Teammate Jason "The Messenger" Wallace, a college and pro player, said bringing players from the US, like his teammates and Carter, would give basketball fans a real taste of the game "back home."
"With the ads, it's a lot of cutting and editing and that's not all you see and feel when you go live, you see the whole thing.
"You see the setup move maybe, before the cross over or freestyle, you can pick it all up. You can't see that on TV."
Nike Hoops Tour player Ramon Rodriguez, said, "They get to see the moves in real life and get to see if they actually work.
"They want to see [Jason] Wallace jump so high, but when you're actually there and you see it, you think `wo-aaah' he did that, I'll try that.
"It makes a reality for them, if they see it then they think they can do it.

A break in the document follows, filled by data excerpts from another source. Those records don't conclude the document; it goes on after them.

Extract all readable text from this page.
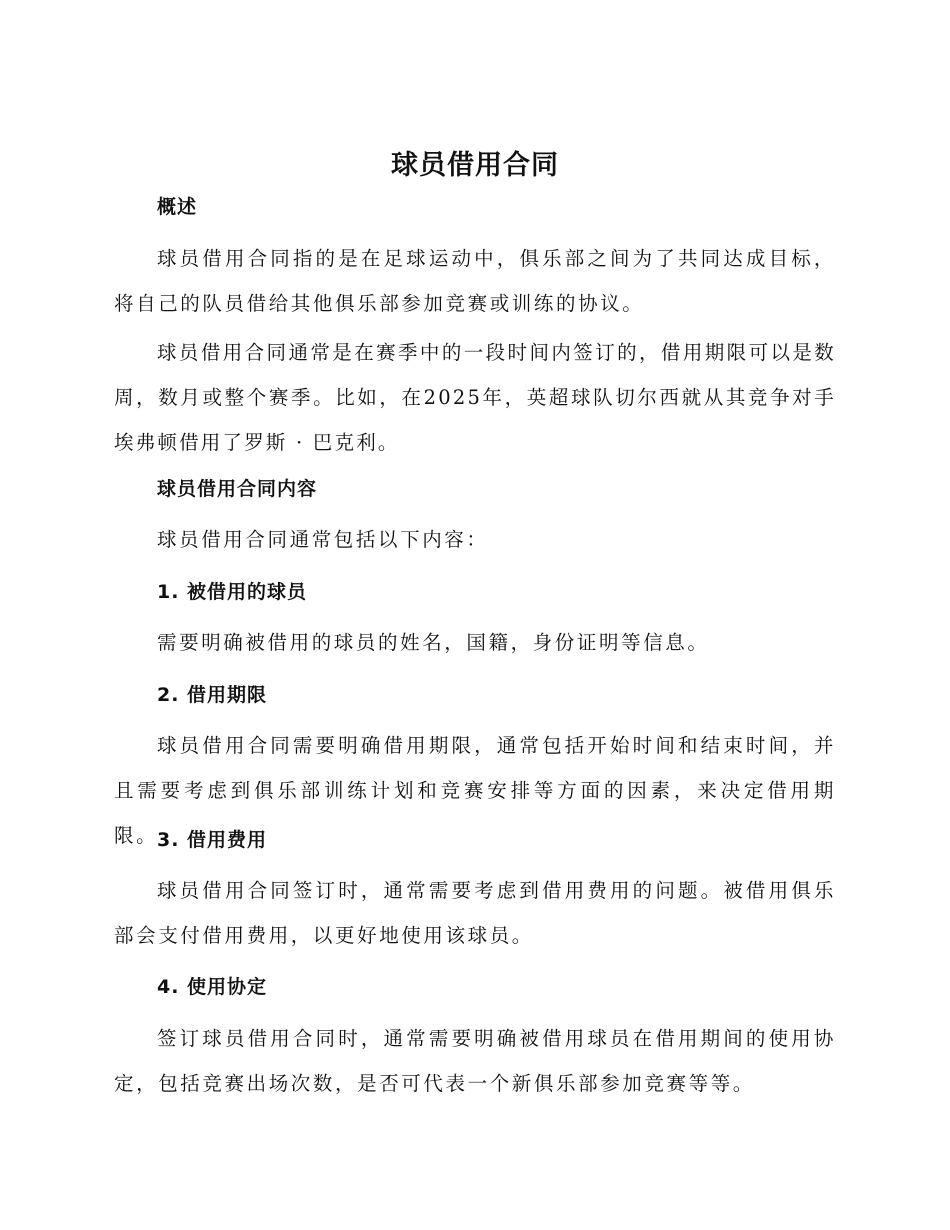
球员借用合同
概述

球员借用合同指的是在足球运动中，俱乐部之间为了共同达成目标，将自己的队员借给其他俱乐部参加竞赛或训练的协议。

球员借用合同通常是在赛季中的一段时间内签订的，借用期限可以是数周，数月或整个赛季。比如，在2025年，英超球队切尔西就从其竞争对手埃弗顿借用了罗斯 · 巴克利。

球员借用合同内容

球员借用合同通常包括以下内容：

1. 被借用的球员

需要明确被借用的球员的姓名，国籍，身份证明等信息。

2. 借用期限

球员借用合同需要明确借用期限，通常包括开始时间和结束时间，并且需要考虑到俱乐部训练计划和竞赛安排等方面的因素，来决定借用期限。

3. 借用费用

球员借用合同签订时，通常需要考虑到借用费用的问题。被借用俱乐部会支付借用费用，以更好地使用该球员。

4. 使用协定

签订球员借用合同时，通常需要明确被借用球员在借用期间的使用协定，包括竞赛出场次数，是否可代表一个新俱乐部参加竞赛等等。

It makes it achievable."
They're back
Marshall said it was good to come back and play against local players who they went up against last year.
"This time all the courts were repaired and everything. But one guy, he goes to me that the local players were being `overly aggressive' to us.
"I don't think so, but they had certainly stepped it up [faster and more physical] this year, in every facet of the game," he said.
"They take what they've learned from us and what they inherited and put the two together and come up with something else."
Wallace said, "The way they play here is pretty organized but has its own flavor. It's got the fundamentals but they need the extra step that makes our game unique."
Marshall said, "There's been an evolution of the game and its still happening. We're, like, spreading the US game. The New York game, more accurately."
Somewhere, among the cuts and edits for the Vince Carter promotional show on Saturday and the games played by the the Nike Hoops Tour stars, there is the "spirit of basketball," Marshall said.
"That's the funk, we're bringing people back to a time when basketball was young and there wasn't just the NBA, there was the ABA too."The now-defunked league gave many black and emerging players their chance to play the game in the 1970s and was famous for its razzmatazz.